I had to write today about the continued enlightenment and enjoyment I am getting out of teaching yoga. I’ve only been teaching for a year, so I consider myself quite newly minted and certainly no “guru” of any sort. All I try to do is share everything I know (and continue to learn about) with my students so that their lives can be somehow enhanced…so that their wellness and peace can be increased.

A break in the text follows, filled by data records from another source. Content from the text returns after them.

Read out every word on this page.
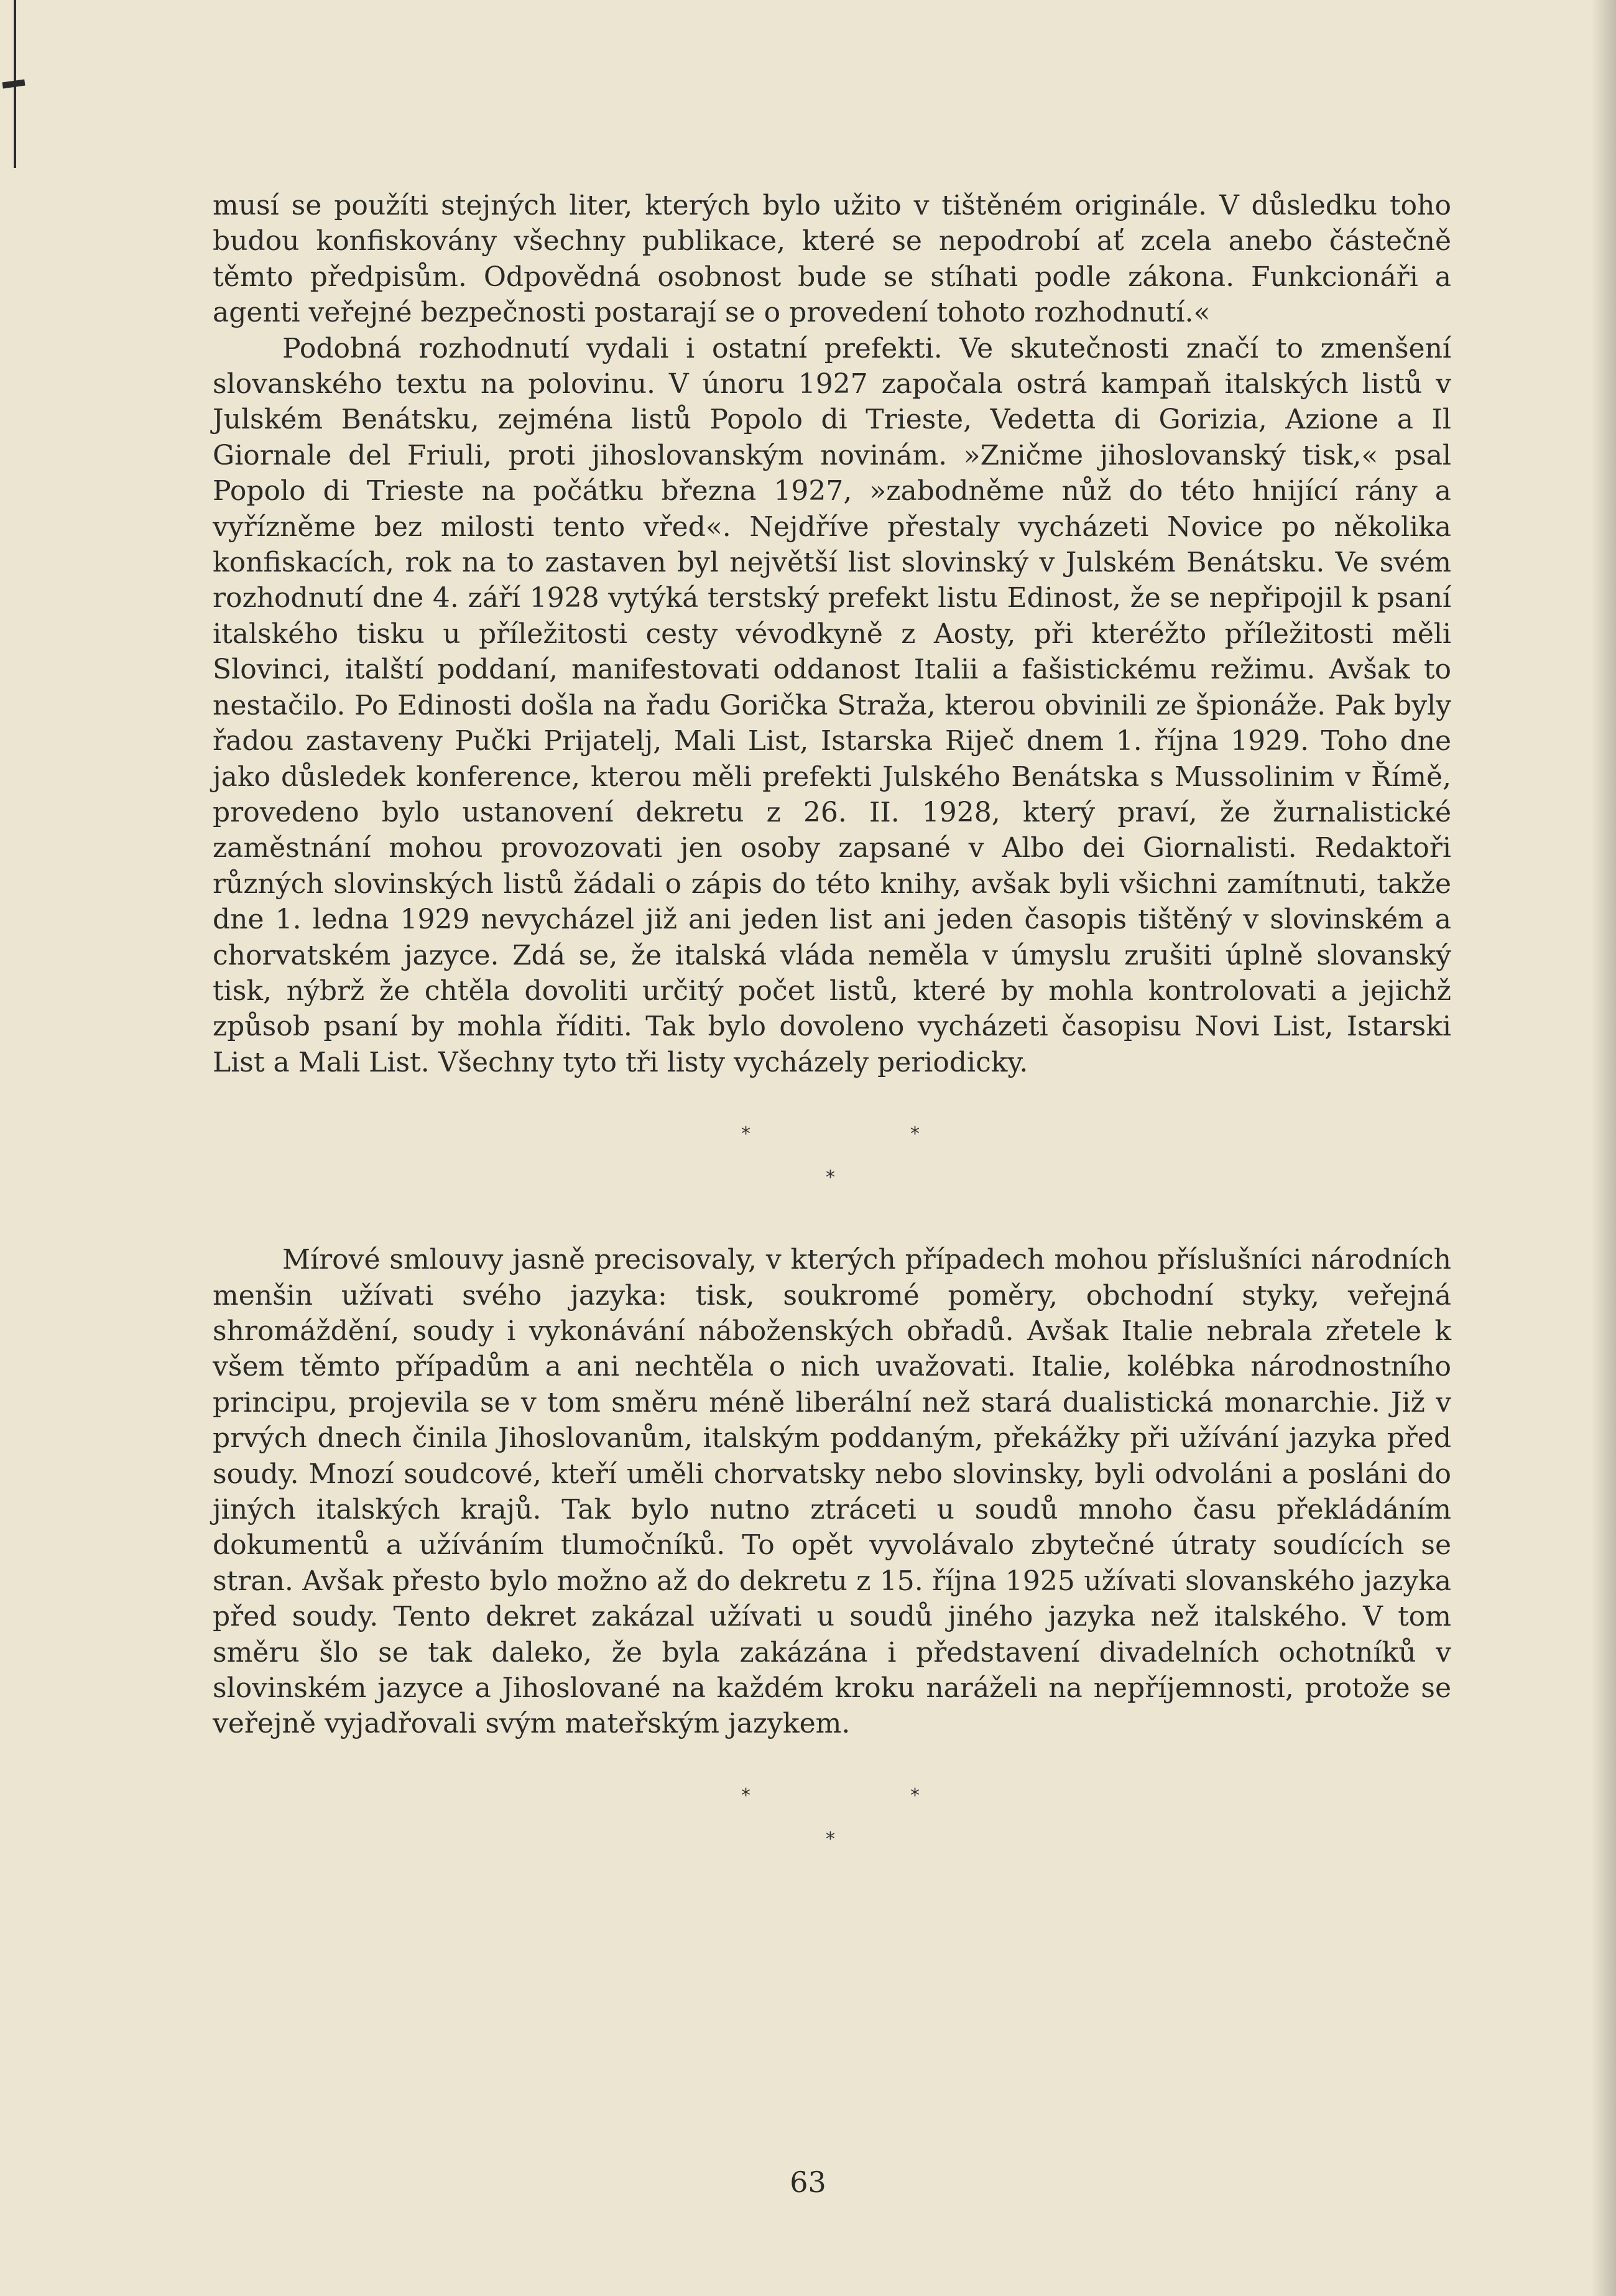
musí se použíti stejných liter, kterých bylo užito v tištěném originále. V důsledku toho budou konfiskovány všechny publikace, které se nepodrobí ať zcela anebo částečně těmto předpisům. Odpovědná osobnost bude se stíhati podle zákona. Funkcionáři a agenti veřejné bezpečnosti postarají se o provedení tohoto rozhodnutí.«

Podobná rozhodnutí vydali i ostatní prefekti. Ve skutečnosti značí to zmenšení slovanského textu na polovinu. V únoru 1927 započala ostrá kampaň italských listů v Julském Benátsku, zejména listů Popolo di Trieste, Vedetta di Gorizia, Azione a Il Giornale del Friuli, proti jihoslovanským novinám. »Zničme jihoslovanský tisk,« psal Popolo di Trieste na počátku března 1927, »zabodněme nůž do této hnijící rány a vyřízněme bez milosti tento vřed«. Nejdříve přestaly vycházeti Novice po několika konfiskacích, rok na to zastaven byl největší list slovinský v Julském Benátsku. Ve svém rozhodnutí dne 4. září 1928 vytýká terstský prefekt listu Edinost, že se nepřipojil k psaní italského tisku u příležitosti cesty vévodkyně z Aosty, při kteréžto příležitosti měli Slovinci, italští poddaní, manifestovati oddanost Italii a fašistickému režimu. Avšak to nestačilo. Po Edinosti došla na řadu Gorička Straža, kterou obvinili ze špionáže. Pak byly řadou zastaveny Pučki Prijatelj, Mali List, Istarska Riječ dnem 1. října 1929. Toho dne jako důsledek konference, kterou měli prefekti Julského Benátska s Mussolinim v Římě, provedeno bylo ustanovení dekretu z 26. II. 1928, který praví, že žurnalistické zaměstnání mohou provozovati jen osoby zapsané v Albo dei Giornalisti. Redaktoři různých slovinských listů žádali o zápis do této knihy, avšak byli všichni zamítnuti, takže dne 1. ledna 1929 nevycházel již ani jeden list ani jeden časopis tištěný v slovinském a chorvatském jazyce. Zdá se, že italská vláda neměla v úmyslu zrušiti úplně slovanský tisk, nýbrž že chtěla dovoliti určitý počet listů, které by mohla kontrolovati a jejichž způsob psaní by mohla říditi. Tak bylo dovoleno vycházeti časopisu Novi List, Istarski List a Mali List. Všechny tyto tři listy vycházely periodicky.

*	*
*

Mírové smlouvy jasně precisovaly, v kterých případech mohou příslušníci národních menšin užívati svého jazyka: tisk, soukromé poměry, obchodní styky, veřejná shromáždění, soudy i vykonávání náboženských obřadů. Avšak Italie nebrala zřetele k všem těmto případům a ani nechtěla o nich uvažovati. Italie, kolébka národnostního principu, projevila se v tom směru méně liberální než stará dualistická monarchie. Již v prvých dnech činila Jihoslovanům, italským poddaným, překážky při užívání jazyka před soudy. Mnozí soudcové, kteří uměli chorvatsky nebo slovinsky, byli odvoláni a posláni do jiných italských krajů. Tak bylo nutno ztráceti u soudů mnoho času překládáním dokumentů a užíváním tlumočníků. To opět vyvolávalo zbytečné útraty soudících se stran. Avšak přesto bylo možno až do dekretu z 15. října 1925 užívati slovanského jazyka před soudy. Tento dekret zakázal užívati u soudů jiného jazyka než italského. V tom směru šlo se tak daleko, že byla zakázána i představení divadelních ochotníků v slovinském jazyce a Jihoslované na každém kroku naráželi na nepříjemnosti, protože se veřejně vyjadřovali svým mateřským jazykem.

*	*
*
63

The fact that I am not permanently rooted down at a studio (or hopefully my own soon!), has made it so that I really am a nomad encountering yoga practitioners of all backgrounds, body types, levels, etc. I never quite know what or who the next class will bring, and it’s kind of an amazing thing. I’ve dealt with people who were more advanced and looking for “a killer workout”, people who are frightened newbies, people who are pregnant and people who are considerably overweight with very little mobility. I know that as a teacher, I cannot possibly be all things to all people, but I try my best. I’m finding that I rely less and less on the painstakingly organized/printed spreadsheet of poses next to my mat on the floor, and more on what I see and experience right before me in the here and now. It is the greatest blessing in the world that all the white noise and static and worries in my mind are completely gone as I try my best to focus and guide the students through a positive experience. Writing music and teaching yoga are really the only two things that seem to give me peace.
Anyway, it has been such a pleasure meeting new people and adjusting to their personalities, big and small, on the fly. Last night I could literally see a bit of fear and confusion in a student’s face, and with some kind and gentle attention, I think I was able to help him feel more at ease…some gentle adjustments, and demonstrating the poses right next to him. It never pays to just stay at the front of the class; I’m always coming back and squeezing in between two students to practice in parallel with them. I often don’t know if I will see someone again at class in the future, but I often do…and even if I don’t, I’m pretty sure I had a positive effect on them when I did have the opportunity to work with them.
I do have that critical voice sometimes pop up in my head, saying: “You hardly know anything! If they only knew what a hypocrite you are. You don’t practice yoga every day. If they could see you in front of the TV, eating goodies sometimes! And you need to remember more of the Sanskrit terms from the asanas, and the Sutras and all the scientific anatomy!” But I feel my heart responding to this voice in such a calm and rational manner: “Hey! We’re learning, teaching, synthesizing as much as we can every day. This process will never end–it will just keep growing for a lifetime, and that’s what makes it so cool.”
I really do need to apply that attitude towards the other things I do in life. I need to give myself credit for how far I’ve come, and take enjoyment in the here and now.